Dari pendekatan kebijakan publik dan ekonomi politik anggaran, Peraturan Presiden Nomor 33 Tahun 2020 tentang Standar Harga Satuan Regional menunjukkan kegagalan dalam menerapkan prinsip keadilan fiskal antar wilayah, kurangnya evaluasi kebijakan berbasis dampak riil di lapangan dan kecenderungan manajemen keuangan negara yang bersifat teknokratis namun tidak adaptif. Padahal prinsip kebijakan publik yang baik seharusnya kontekstual, partisipatif, dan berorientasi hasil.

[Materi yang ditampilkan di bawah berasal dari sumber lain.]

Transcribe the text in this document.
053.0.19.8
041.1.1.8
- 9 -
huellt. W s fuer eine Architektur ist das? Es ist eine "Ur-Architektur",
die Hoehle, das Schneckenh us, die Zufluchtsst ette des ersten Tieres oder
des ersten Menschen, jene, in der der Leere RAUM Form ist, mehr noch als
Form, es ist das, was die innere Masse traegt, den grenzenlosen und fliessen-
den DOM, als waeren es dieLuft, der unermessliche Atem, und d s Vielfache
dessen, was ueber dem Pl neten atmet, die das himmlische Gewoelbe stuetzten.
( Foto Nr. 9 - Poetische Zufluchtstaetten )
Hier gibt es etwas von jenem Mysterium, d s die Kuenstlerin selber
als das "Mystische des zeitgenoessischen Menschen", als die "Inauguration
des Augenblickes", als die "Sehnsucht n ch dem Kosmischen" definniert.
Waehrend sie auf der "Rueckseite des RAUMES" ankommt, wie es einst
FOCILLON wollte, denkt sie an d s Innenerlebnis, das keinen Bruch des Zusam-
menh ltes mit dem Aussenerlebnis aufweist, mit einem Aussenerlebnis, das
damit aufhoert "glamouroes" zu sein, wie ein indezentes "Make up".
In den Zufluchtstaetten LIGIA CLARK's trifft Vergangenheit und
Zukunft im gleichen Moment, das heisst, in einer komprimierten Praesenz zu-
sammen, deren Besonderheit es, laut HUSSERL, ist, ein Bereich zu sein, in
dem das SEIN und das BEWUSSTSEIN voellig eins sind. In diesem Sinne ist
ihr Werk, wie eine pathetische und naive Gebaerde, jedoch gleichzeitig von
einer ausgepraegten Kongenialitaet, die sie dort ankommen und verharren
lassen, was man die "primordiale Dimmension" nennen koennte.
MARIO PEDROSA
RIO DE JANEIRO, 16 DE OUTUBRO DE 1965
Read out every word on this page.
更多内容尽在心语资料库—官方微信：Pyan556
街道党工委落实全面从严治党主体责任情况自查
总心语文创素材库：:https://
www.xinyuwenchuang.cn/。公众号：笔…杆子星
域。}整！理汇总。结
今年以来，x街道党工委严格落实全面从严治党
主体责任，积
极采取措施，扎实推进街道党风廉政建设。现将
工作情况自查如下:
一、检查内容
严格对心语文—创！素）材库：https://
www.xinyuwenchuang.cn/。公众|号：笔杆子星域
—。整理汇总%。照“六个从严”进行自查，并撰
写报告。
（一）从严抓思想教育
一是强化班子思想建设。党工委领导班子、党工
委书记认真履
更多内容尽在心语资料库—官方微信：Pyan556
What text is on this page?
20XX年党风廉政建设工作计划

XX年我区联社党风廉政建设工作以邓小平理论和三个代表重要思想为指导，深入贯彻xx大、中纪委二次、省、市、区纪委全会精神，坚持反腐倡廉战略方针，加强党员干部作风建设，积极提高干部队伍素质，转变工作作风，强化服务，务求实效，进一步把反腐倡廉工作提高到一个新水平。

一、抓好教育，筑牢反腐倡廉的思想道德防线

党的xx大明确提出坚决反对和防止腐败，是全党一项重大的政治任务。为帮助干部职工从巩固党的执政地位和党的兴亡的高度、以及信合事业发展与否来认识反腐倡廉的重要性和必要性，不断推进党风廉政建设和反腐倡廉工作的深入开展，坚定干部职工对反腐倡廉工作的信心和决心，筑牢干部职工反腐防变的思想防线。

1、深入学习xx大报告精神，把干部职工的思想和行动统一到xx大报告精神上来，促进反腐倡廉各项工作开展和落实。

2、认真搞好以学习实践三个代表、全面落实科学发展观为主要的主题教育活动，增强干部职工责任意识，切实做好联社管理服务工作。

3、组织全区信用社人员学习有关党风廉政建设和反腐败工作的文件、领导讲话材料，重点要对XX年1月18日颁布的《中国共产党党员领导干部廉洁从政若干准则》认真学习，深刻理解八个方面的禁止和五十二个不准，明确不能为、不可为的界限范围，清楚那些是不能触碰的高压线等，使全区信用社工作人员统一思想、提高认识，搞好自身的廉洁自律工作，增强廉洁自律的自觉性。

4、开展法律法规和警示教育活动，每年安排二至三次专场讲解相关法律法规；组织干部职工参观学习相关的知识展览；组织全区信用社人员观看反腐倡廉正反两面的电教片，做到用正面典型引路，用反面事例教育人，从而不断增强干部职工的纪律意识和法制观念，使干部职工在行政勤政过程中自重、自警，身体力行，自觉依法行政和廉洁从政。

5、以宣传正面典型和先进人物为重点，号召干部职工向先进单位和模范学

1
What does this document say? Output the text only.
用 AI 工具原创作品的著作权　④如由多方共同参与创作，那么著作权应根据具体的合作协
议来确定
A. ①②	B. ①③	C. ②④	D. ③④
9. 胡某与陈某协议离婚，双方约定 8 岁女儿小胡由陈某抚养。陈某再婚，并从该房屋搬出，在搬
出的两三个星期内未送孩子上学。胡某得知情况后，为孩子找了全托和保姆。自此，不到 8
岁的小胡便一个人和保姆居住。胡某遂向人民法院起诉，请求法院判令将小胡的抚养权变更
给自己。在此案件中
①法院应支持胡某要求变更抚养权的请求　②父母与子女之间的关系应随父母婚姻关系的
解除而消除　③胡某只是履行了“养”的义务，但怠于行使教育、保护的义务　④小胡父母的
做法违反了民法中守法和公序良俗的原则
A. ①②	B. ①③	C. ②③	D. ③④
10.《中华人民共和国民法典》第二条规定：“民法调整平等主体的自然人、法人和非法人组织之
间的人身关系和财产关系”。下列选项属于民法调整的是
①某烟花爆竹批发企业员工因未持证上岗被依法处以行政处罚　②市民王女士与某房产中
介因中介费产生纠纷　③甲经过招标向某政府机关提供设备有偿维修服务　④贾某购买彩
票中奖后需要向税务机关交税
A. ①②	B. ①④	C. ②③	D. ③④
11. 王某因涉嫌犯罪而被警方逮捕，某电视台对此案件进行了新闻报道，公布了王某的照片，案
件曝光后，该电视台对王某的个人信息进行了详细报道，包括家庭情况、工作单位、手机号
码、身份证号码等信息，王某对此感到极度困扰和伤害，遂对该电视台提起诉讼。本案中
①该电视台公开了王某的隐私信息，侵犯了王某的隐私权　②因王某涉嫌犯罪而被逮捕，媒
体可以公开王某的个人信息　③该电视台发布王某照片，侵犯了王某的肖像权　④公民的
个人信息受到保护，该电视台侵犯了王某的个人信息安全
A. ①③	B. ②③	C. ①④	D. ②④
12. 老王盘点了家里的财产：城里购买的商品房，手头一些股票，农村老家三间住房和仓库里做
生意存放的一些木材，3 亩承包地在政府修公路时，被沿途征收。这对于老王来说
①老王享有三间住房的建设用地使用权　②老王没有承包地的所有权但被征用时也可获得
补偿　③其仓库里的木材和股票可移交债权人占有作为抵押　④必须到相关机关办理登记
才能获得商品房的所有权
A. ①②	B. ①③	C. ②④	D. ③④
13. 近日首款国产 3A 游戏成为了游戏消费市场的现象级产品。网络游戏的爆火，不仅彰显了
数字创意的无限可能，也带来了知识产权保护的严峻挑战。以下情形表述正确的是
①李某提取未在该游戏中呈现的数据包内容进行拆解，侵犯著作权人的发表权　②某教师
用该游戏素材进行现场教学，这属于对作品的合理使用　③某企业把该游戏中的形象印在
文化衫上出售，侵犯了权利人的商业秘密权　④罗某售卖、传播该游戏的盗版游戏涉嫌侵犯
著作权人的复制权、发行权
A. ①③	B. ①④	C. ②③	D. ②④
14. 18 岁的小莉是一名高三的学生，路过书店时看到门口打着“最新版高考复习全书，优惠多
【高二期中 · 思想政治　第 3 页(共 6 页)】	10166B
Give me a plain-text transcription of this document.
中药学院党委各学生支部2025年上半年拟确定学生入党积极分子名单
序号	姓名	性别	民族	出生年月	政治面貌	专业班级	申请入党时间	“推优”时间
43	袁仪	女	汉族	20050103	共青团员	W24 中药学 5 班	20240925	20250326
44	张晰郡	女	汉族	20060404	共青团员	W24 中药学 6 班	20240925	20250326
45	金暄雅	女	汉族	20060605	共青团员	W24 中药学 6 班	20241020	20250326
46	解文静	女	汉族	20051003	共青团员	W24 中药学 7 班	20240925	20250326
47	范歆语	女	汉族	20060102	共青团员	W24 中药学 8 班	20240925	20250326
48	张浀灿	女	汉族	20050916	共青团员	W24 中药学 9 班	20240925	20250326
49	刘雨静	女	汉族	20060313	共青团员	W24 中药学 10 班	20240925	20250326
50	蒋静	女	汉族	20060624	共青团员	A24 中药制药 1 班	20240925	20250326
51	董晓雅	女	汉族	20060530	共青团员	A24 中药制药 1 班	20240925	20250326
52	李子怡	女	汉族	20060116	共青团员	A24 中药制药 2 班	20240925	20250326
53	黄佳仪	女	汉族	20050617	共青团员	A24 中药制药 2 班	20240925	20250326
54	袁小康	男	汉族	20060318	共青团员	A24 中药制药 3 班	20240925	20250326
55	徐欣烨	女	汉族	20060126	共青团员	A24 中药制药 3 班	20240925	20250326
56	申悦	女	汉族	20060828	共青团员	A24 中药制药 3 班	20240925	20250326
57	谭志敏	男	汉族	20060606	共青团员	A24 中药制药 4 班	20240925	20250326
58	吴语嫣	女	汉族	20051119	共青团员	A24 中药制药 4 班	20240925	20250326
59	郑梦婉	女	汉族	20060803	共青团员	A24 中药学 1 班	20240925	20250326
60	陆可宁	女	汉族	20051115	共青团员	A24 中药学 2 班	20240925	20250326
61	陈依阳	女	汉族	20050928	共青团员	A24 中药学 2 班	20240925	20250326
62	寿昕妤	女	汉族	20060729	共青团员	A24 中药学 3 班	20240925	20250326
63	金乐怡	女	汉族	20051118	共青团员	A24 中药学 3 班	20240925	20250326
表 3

Dalam menyikapi persoalan yang muncul sesuai uraian di atas perlu dilakukan Rekomendasi Strategis sebagai berikut :
1. Penyesuaian Kembali Standar Biaya Regional secara Dinamis
A. Perlu penyesuaian standar biaya regional yang mempertimbangkan data empiris daerah seperti Indeks Kemahalan Konstruksi, Indeks Harga Konsumen, dan data transportasi/logistik.
B. Sistem zonasi perlu diperluas dan diperbarui secara berkala.
2. Pelibatan Pemerintah Daerah dan Akademisi dalam Penyusunan Kebijakan
A. Kementerian Keuangan perlu membentuk task force bersama Kementerian Dalam Negeri dan perwakilan daerah yang representatif.
B. Kajian independen dari akademisi dan lembaga pengkajian perguruan tinggi harus menjadi dasar ilmiah dalam penyusunan standar biaya regional.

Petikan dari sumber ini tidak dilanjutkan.